@kanaries/ml

NuSVC

API and practical guide for NuSVC in @kanaries/ml, including when to use it in JavaScript and TypeScript ML workflows.

SVM.NuSVC

Variant of SVC that uses the nu parameter to control the fraction of support vectors and the margin errors.

interface NuSVCProps {
    nu?: number;
}
constructor(props: NuSVCProps = {})

Parameters

  • nu (number, default 0.5): trade-off between the number of support vectors and training errors
  • C (number, default 1/nu): regularization strength
  • maxIter (number, default 100): maximum iterations for training
  • learningRate (number, default 0.01): step size for gradient descent
  • kernel ('linear' | 'rbf', default 'rbf'): kernel type
  • gamma (number, default 1): RBF kernel coefficient

NuSVC shares the same usage as SVC but uses the nu parameter instead of C.

Practical guide: NuSVC in JavaScript and TypeScript

NuSVC provides SVM classification with nu-based control over support vector fraction and margin errors.

When to use NuSVC

  • You prefer nu constraints over classic C tuning behavior.
  • Dataset boundaries require flexible kernel-based classification.
  • You need explicit control over support-vector complexity.

Implementation workflow

  1. Choose kernel and initialize a conservative nu value.
  2. Fit NuSVC and inspect validation accuracy and support vector count.
  3. Tune kernel and nu jointly for generalization and runtime limits.

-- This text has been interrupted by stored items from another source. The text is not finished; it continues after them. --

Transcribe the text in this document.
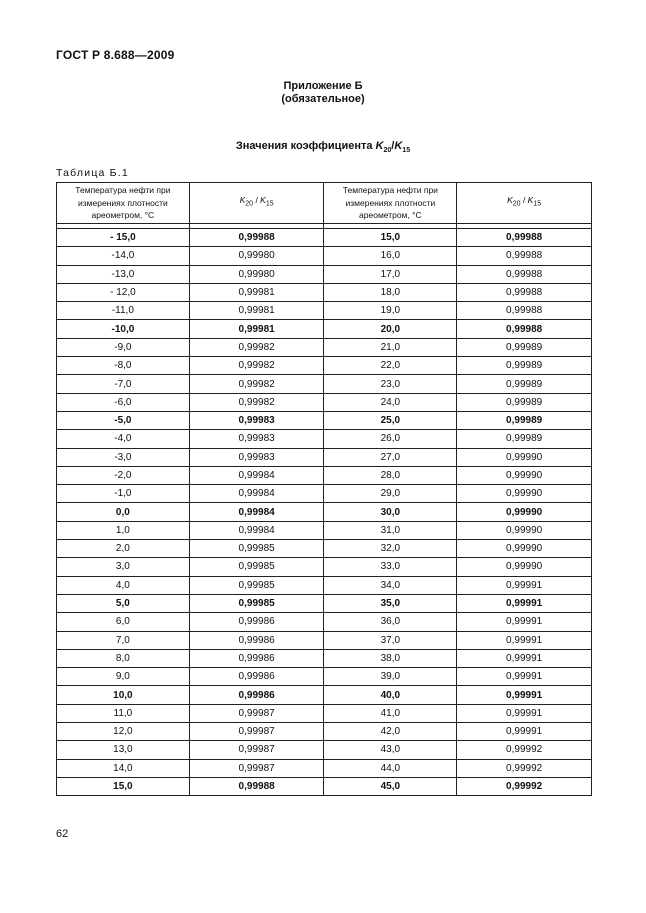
ГОСТ Р 8.688—2009
Приложение Б
(обязательное)
Значения коэффициента $K_{20}/K_{15}$
Таблица Б.1
Температура нефти при измерениях плотности ареометром, °С	$K_{20} / K_{15}$	Температура нефти при измерениях плотности ареометром, °С	$K_{20} / K_{15}$

- 15,0	0,99988	15,0	0,99988
-14,0	0,99980	16,0	0,99988
-13,0	0,99980	17,0	0,99988
- 12,0	0,99981	18,0	0,99988
-11,0	0,99981	19,0	0,99988
-10,0	0,99981	20,0	0,99988
-9,0	0,99982	21,0	0,99989
-8,0	0,99982	22,0	0,99989
-7,0	0,99982	23,0	0,99989
-6,0	0,99982	24,0	0,99989
-5,0	0,99983	25,0	0,99989
-4,0	0,99983	26,0	0,99989
-3,0	0,99983	27,0	0,99990
-2,0	0,99984	28,0	0,99990
-1,0	0,99984	29,0	0,99990
0,0	0,99984	30,0	0,99990
1,0	0,99984	31,0	0,99990
2,0	0,99985	32,0	0,99990
3,0	0,99985	33,0	0,99990
4,0	0,99985	34,0	0,99991
5,0	0,99985	35,0	0,99991
6,0	0,99986	36,0	0,99991
7,0	0,99986	37,0	0,99991
8,0	0,99986	38,0	0,99991
9,0	0,99986	39,0	0,99991
10,0	0,99986	40,0	0,99991
11,0	0,99987	41,0	0,99991
12,0	0,99987	42,0	0,99991
13,0	0,99987	43,0	0,99992
14,0	0,99987	44,0	0,99992
15,0	0,99988	45,0	0,99992
62
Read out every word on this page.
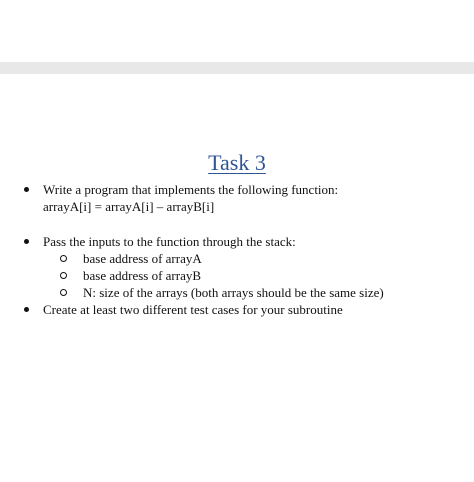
Task 3
Write a program that implements the following function:
arrayA[i] = arrayA[i] – arrayB[i]
Pass the inputs to the function through the stack:
base address of arrayA
base address of arrayB
N: size of the arrays (both arrays should be the same size)
Create at least two different test cases for your subroutine
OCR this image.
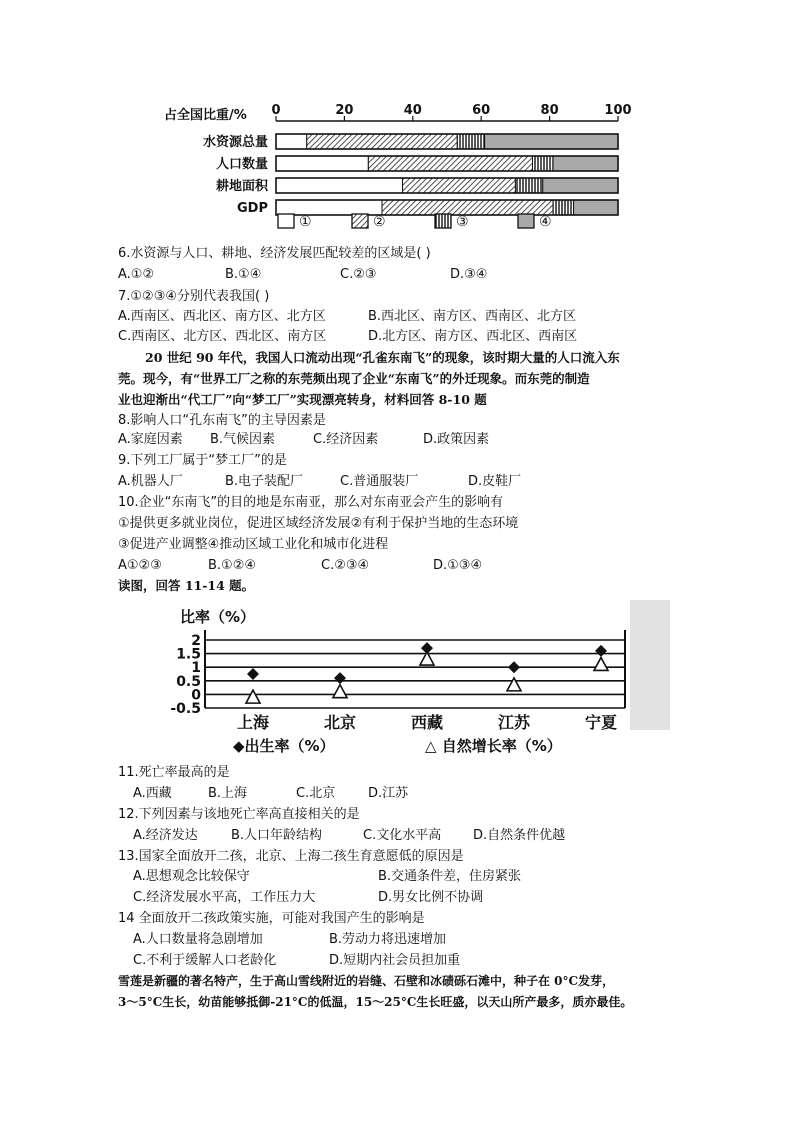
占全国比重/% 0	20	40	60	80	100
水资源总量
人口数量
耕地面积
GDP
①	②	③	④
6.水资源与人口、耕地、经济发展匹配较差的区域是( )
A.①②	B.①④	C.②③	D.③④
7.①②③④分别代表我国( )
A.西南区、西北区、南方区、北方区	B.西北区、南方区、西南区、北方区
C.西南区、北方区、西北区、南方区	D.北方区、南方区、西北区、西南区
20 世纪 90 年代，我国人口流动出现“孔雀东南飞”的现象，该时期大量的人口流入东
莞。现今，有“世界工厂之称的东莞频出现了企业“东南飞”的外迁现象。而东莞的制造
业也迎渐出“代工厂”向“梦工厂”实现漂亮转身，材料回答 8-10 题
8.影响人口“孔东南飞”的主导因素是
A.家庭因素 B.气候因素	C.经济因素	D.政策因素
9.下列工厂属于“梦工厂”的是
A.机器人厂	B.电子装配厂	C.普通服装厂	D.皮鞋厂
10.企业“东南飞”的目的地是东南亚，那么对东南亚会产生的影响有
①提供更多就业岗位，促进区域经济发展②有利于保护当地的生态环境
③促进产业调整④推动区域工业化和城市化进程
A①②③	B.①②④	C.②③④	D.①③④
读图，回答 11-14 题。
比率（%）
2
1.5
1
0.5
0
-0.5
上海	北京	西藏	江苏	宁夏
◆出生率（%）	△ 自然增长率（%）
11.死亡率最高的是
A.西藏	B.上海	C.北京	D.江苏
12.下列因素与该地死亡率高直接相关的是
A.经济发达	B.人口年龄结构	C.文化水平高 D.自然条件优越
13.国家全面放开二孩，北京、上海二孩生育意愿低的原因是
A.思想观念比较保守	B.交通条件差，住房紧张
C.经济发展水平高，工作压力大	D.男女比例不协调
14 全面放开二孩政策实施，可能对我国产生的影响是
A.人口数量将急剧增加	B.劳动力将迅速增加
C.不利于缓解人口老龄化	D.短期内社会员担加重
雪莲是新疆的著名特产，生于高山雪线附近的岩缝、石壁和冰碛砾石滩中，种子在 0°C发芽，
3～5°C生长，幼苗能够抵御-21°C的低温，15～25°C生长旺盛，以天山所产最多，质亦最佳。
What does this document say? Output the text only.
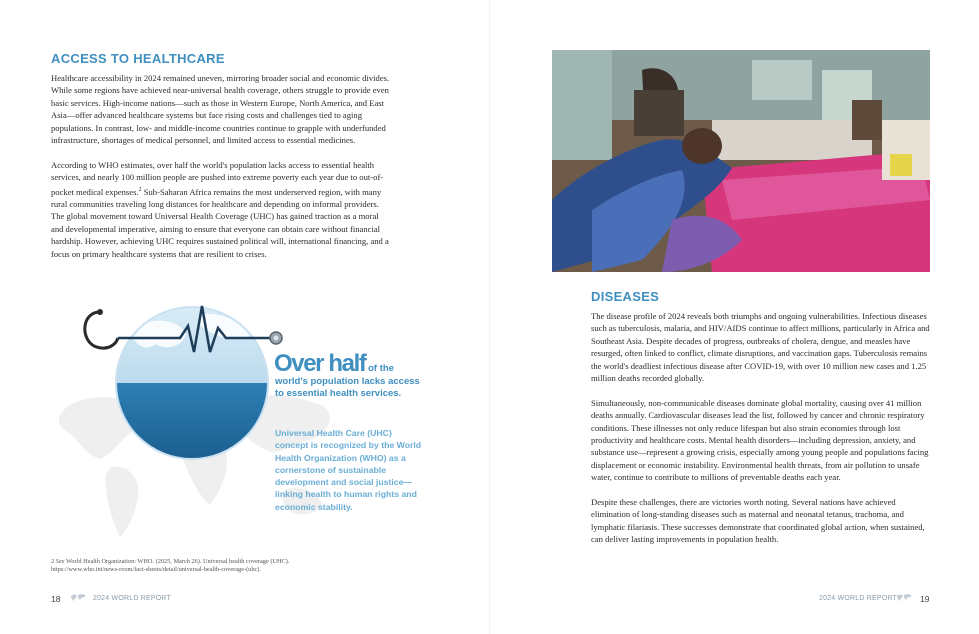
ACCESS TO HEALTHCARE

Healthcare accessibility in 2024 remained uneven, mirroring broader social and economic divides. While some regions have achieved near-universal health coverage, others struggle to provide even basic services. High-income nations—such as those in Western Europe, North America, and East Asia—offer advanced healthcare systems but face rising costs and challenges tied to aging populations. In contrast, low- and middle-income countries continue to grapple with underfunded infrastructure, shortages of medical personnel, and limited access to essential medicines.

According to WHO estimates, over half the world's population lacks access to essential health services, and nearly 100 million people are pushed into extreme poverty each year due to out-of-pocket medical expenses.$^2$ Sub-Saharan Africa remains the most underserved region, with many rural communities traveling long distances for healthcare and depending on informal providers. The global movement toward Universal Health Coverage (UHC) has gained traction as a moral and developmental imperative, aiming to ensure that everyone can obtain care without financial hardship. However, achieving UHC requires sustained political will, international financing, and a focus on primary healthcare systems that are resilient to crises.

Over half of the
world's population lacks access
to essential health services.
Universal Health Care (UHC) concept is recognized by the World Health Organization (WHO) as a cornerstone of sustainable development and social justice—linking health to human rights and economic stability.
2 See World Health Organization: WHO. (2025, March 26). Universal health coverage (UHC). https://www.who.int/news-room/fact-sheets/detail/universal-health-coverage-(uhc).
18	2024 WORLD REPORT
DISEASES

The disease profile of 2024 reveals both triumphs and ongoing vulnerabilities. Infectious diseases such as tuberculosis, malaria, and HIV/AIDS continue to affect millions, particularly in Africa and Southeast Asia. Despite decades of progress, outbreaks of cholera, dengue, and measles have resurged, often linked to conflict, climate disruptions, and vaccination gaps. Tuberculosis remains the world's deadliest infectious disease after COVID-19, with over 10 million new cases and 1.25 million deaths recorded globally.

Simultaneously, non-communicable diseases dominate global mortality, causing over 41 million deaths annually. Cardiovascular diseases lead the list, followed by cancer and chronic respiratory conditions. These illnesses not only reduce lifespan but also strain economies through lost productivity and healthcare costs. Mental health disorders—including depression, anxiety, and substance use—represent a growing crisis, especially among young people and populations facing displacement or economic instability. Environmental health threats, from air pollution to unsafe water, continue to contribute to millions of preventable deaths each year.

Despite these challenges, there are victories worth noting. Several nations have achieved elimination of long-standing diseases such as maternal and neonatal tetanus, trachoma, and lymphatic filariasis. These successes demonstrate that coordinated global action, when sustained, can deliver lasting improvements in population health.

2024 WORLD REPORT	19
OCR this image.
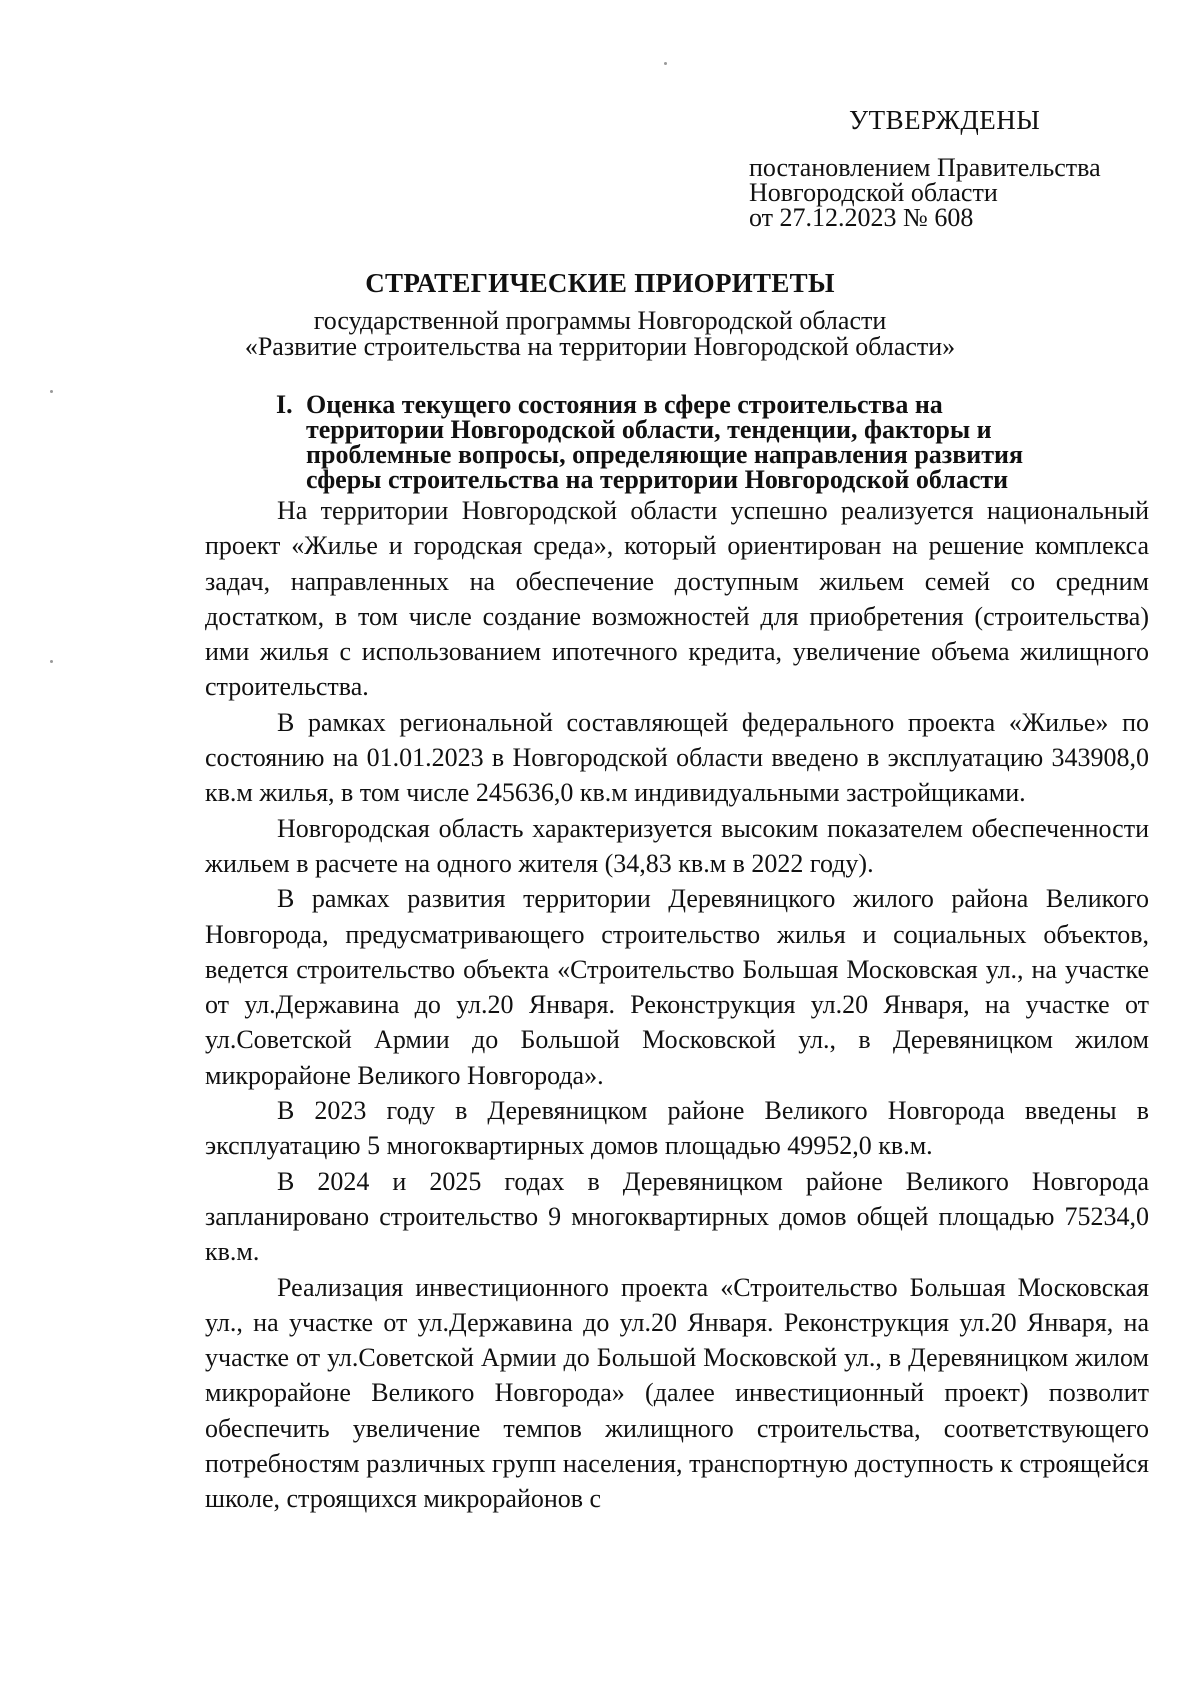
УТВЕРЖДЕНЫ
постановлением Правительства
Новгородской области
от 27.12.2023 № 608
СТРАТЕГИЧЕСКИЕ ПРИОРИТЕТЫ
государственной программы Новгородской области
«Развитие строительства на территории Новгородской области»
I. Оценка текущего состояния в сфере строительства на
территории Новгородской области, тенденции, факторы и
проблемные вопросы, определяющие направления развития
сферы строительства на территории Новгородской области

На территории Новгородской области успешно реализуется национальный проект «Жилье и городская среда», который ориентирован на решение комплекса задач, направленных на обеспечение доступным жильем семей со средним достатком, в том числе создание возможностей для приобретения (строительства) ими жилья с использованием ипотечного кредита, увеличение объема жилищного строительства.

В рамках региональной составляющей федерального проекта «Жилье» по состоянию на 01.01.2023 в Новгородской области введено в эксплуатацию 343908,0 кв.м жилья, в том числе 245636,0 кв.м индивидуальными застройщиками.

Новгородская область характеризуется высоким показателем обеспеченности жильем в расчете на одного жителя (34,83 кв.м в 2022 году).

В рамках развития территории Деревяницкого жилого района Великого Новгорода, предусматривающего строительство жилья и социальных объектов, ведется строительство объекта «Строительство Большая Московская ул., на участке от ул.Державина до ул.20 Января. Реконструкция ул.20 Января, на участке от ул.Советской Армии до Большой Московской ул., в Деревяницком жилом микрорайоне Великого Новгорода».

В 2023 году в Деревяницком районе Великого Новгорода введены в эксплуатацию 5 многоквартирных домов площадью 49952,0 кв.м.

В 2024 и 2025 годах в Деревяницком районе Великого Новгорода запланировано строительство 9 многоквартирных домов общей площадью 75234,0 кв.м.

Реализация инвестиционного проекта «Строительство Большая Московская ул., на участке от ул.Державина до ул.20 Января. Реконструкция ул.20 Января, на участке от ул.Советской Армии до Большой Московской ул., в Деревяницком жилом микрорайоне Великого Новгорода» (далее инвестиционный проект) позволит обеспечить увеличение темпов жилищного строительства, соответствующего потребностям различных групп населения, транспортную доступность к строящейся школе, строящихся микрорайонов с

JavaScript deployment notes

  • Prefer feature scaling for distance-based and gradient-based algorithms to improve stability.
  • In browser apps, run heavy training in Web Workers to keep UI interactions smooth.
  • Keep a simple baseline from the same module as a fallback model for comparison.

Search intents this page targets

  • NuSVC JavaScript
  • NuSVC TypeScript
  • NuSVC browser machine learning
  • @kanaries/ml NuSVC

FAQ

What problem does NuSVC solve in JavaScript machine learning projects?

NuSVC helps teams implement production-ready ML workflows in browser and Node.js environments with a familiar scikit-learn-style API.

When should I choose NuSVC instead of other SVM algorithms?

Use NuSVC when it best matches your data shape, labeling strategy, and runtime constraints. Benchmark against at least one alternative in the same module before finalizing defaults.

Can I run NuSVC in both browser and Node.js with @kanaries/ml?

Yes. @kanaries/ml is designed for JavaScript and TypeScript runtimes across browser applications, server-side Node.js services, and edge-friendly workflows.